At this point I have a general or "block diagram" understanding; the XT bus has 20 address lines = 1,048,576 separate addresses; of these some are memory locations, some ports, the BIOS etc.
IBM PC/XT has a separate (from memory) I/O space. The 8088 CPU generates 16-bit address (65536 different addresses). But XT motherboard and various extension cards tend to decode only lower 10-bit of address, so effectively the range is reduced to 1024 addresses - that is from 000h to 3FFh. Lower 512 addresses used (or reserved) for peripherals on the motherboard. So effectively extension cards can use 200h to 3FFh. There is a lot of reference material on how these ports are allocated. You can start
here.
Memory is indeed uses 20-bit address, which gives 1 MiB of memory space. Lower 640 KiB (00000h to 9FFFFh) are used by RAM (conventional memory), next there is a block which normally used by display cards (0A0000h to 0BFFFFh), next there is an area that used by extension cards either for BIOS extension ROMs, or for RAM (e.g. EMS window, or UMBs), finally last 64 KiB (0F0000h to 0FFFFFh) are allocated for BIOS and ROM BASIC.
The Intel 8080 and 8237 can communicate with these addresses. Devices keep synchronized with one another by means of the system clock and signal their need to use the bus with signal voltages on control lines.
I am sure you meant Intel 808
8. And yes both CPU and DMAC can communicate with memory and I/O devices, except that DMAC can only generate 16-bit memory address, so there is a 4x4-bit page register that provides upper 4-bit of address. Also DMAC does not normally generate I/O addresses - it uses /DACK signals to select I/O devices instead. System clock is not used to synchronize the devices, and XT bus is an asynchronous bus. There are a few signals that control data transfer (/MEMR, /MEMW, /IOR, /IOW).
I'd like to bring my knowledge to the level of understanding how devices communicate, why they occupy the addresses that they do and how the system differentiates between them. Obviously the wrong signal sent to the wrong address or at the wrong time could be fatal, so how is this avoided?
On XT bus only CPU and DMAC can initiate memory or I/O transactions (as opposed to real AT ISA bus, which has some bus mastering support).

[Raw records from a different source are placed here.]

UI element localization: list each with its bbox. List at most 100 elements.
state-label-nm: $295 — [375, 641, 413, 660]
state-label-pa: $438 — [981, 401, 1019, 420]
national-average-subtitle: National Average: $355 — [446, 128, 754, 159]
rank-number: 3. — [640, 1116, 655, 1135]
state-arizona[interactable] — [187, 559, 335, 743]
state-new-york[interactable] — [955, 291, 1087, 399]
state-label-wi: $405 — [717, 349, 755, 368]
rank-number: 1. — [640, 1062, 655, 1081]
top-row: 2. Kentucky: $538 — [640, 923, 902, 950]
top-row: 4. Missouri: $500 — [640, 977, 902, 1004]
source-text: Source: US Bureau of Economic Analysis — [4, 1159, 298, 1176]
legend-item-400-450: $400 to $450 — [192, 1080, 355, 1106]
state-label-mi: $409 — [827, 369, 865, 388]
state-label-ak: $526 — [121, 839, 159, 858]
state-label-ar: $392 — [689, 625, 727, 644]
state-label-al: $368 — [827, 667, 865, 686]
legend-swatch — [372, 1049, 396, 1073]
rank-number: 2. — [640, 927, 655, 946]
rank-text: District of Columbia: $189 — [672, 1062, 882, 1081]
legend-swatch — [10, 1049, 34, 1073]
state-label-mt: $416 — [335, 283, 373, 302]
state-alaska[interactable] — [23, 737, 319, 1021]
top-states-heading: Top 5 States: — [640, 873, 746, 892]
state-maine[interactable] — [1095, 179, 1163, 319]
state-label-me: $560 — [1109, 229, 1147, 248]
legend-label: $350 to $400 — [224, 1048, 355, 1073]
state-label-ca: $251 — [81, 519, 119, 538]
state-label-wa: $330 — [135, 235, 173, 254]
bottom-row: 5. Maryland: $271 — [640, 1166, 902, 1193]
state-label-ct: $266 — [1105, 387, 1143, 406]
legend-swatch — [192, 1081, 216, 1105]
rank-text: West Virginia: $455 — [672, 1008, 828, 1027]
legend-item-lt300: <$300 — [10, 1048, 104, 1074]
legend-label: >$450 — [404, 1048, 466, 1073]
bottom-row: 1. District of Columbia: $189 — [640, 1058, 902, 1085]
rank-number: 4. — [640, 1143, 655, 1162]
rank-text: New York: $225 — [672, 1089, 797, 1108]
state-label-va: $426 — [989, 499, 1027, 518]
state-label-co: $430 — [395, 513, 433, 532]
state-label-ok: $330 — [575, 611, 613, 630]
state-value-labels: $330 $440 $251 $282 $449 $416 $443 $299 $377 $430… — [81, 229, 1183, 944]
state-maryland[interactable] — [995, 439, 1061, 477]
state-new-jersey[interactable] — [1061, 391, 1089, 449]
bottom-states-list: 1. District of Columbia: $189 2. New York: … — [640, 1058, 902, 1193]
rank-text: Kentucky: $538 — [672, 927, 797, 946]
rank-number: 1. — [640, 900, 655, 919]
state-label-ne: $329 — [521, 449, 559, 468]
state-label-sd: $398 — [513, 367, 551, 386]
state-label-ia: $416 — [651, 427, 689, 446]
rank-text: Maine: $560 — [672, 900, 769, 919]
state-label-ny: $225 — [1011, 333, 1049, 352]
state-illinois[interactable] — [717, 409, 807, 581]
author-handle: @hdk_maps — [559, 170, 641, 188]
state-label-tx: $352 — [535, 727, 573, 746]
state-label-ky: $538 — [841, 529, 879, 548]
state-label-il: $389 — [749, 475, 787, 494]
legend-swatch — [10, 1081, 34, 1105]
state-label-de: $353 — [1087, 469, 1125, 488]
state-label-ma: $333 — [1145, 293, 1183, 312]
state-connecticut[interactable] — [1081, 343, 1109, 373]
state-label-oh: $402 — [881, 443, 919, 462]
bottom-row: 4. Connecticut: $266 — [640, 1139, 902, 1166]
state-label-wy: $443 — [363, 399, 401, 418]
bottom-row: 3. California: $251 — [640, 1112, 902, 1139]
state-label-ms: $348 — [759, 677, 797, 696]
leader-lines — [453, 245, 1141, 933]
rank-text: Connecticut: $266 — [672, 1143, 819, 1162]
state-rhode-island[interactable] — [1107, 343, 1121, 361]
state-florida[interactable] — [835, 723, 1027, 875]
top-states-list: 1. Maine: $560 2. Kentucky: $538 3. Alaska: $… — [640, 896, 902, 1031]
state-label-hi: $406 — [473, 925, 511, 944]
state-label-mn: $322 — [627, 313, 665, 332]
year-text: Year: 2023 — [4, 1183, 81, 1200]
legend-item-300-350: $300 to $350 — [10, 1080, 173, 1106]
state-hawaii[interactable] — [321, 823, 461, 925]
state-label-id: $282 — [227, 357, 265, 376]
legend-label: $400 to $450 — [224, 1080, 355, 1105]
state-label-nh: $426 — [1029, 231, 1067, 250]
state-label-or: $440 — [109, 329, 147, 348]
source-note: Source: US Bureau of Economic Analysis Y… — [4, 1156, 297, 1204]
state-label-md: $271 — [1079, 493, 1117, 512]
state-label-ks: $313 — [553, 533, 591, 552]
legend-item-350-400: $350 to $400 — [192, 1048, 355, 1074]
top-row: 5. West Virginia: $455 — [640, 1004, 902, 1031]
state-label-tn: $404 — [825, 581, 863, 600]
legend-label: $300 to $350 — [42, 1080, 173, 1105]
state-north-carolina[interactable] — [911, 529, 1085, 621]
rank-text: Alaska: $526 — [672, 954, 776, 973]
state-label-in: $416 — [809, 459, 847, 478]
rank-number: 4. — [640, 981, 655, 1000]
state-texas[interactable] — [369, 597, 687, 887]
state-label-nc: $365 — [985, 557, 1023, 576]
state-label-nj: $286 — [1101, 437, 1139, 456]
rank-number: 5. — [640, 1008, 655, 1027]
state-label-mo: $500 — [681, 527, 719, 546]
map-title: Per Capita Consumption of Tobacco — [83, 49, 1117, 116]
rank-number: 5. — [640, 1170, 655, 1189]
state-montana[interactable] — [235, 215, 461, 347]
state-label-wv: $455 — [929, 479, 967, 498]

Basically the CPU or DMAC puts the address it wants to read from or write to on the address bus, and in case of the write the CPU will also output the data byte on the data bus. Next one of the control signals I've mentioned above activated (that is switched to LOW level). That actually initiates the transaction.
DMA transfer is a little bit more complicated: IBM PC/XT supports only memory to I/O and I/O to memory DMA (no memory to memory). The DMAC provides the memory address, and in case of memory to I/O it activates /MEMR, one of /DACK signals, and /IOW. In case of I/O to memory it activates /IOR, /DACK, and /MEMW. So that the data flows directly between memory and I/O.
Additionally IBM PC/XT has a bus arbitration circuit, which makes sure that CPU is not accessing the bus during DMA cycles.
Your another question has to do with address decode. Each device (memory, or I/O) normally has a chip select input (/CS, or /CE), and there are address decoders (or comparators) that have their inputs connected to the address bus, and outputs to these chip select inputs. So basically a decoder always try to decode the address present on address bus, and if that address matches the device (or memory) address, it would select the chip. That doesn't initiate the transaction yet, but just select the device used for the transaction.
My answers above are oversimplified, for example they don't take timing into consideration.
Wrong signal to wrong address: I don't really understand what is "wrong signal", but there are a few possibilities:
- Non existent address being read or written - probably nothing bad will happen, except that the read value would be garbage
- Multiple devices are set to decode the same address - in case of write (to device), both of devices will get the data. In case of read - it would be bus contention. Normally it shouldn't damage anything (not enough time to do any damage), but potentially it could
- Device is being written a garbage/incorrect value or command. It really depends what device we are talking about, and what is that incorrect command. The answer could vary from no damage at all to a corrupted disk, or a damaged monitor...
It looks that you don't really understand how Intel 8088 CPU works, so I'd recommend reading a college book on it, e.g.
The 8086/8088 Family: Designing, Programming and Interfacing. That should be more useful than reading a reference manual (that normally assumes some level of familiarity with CPU architecture).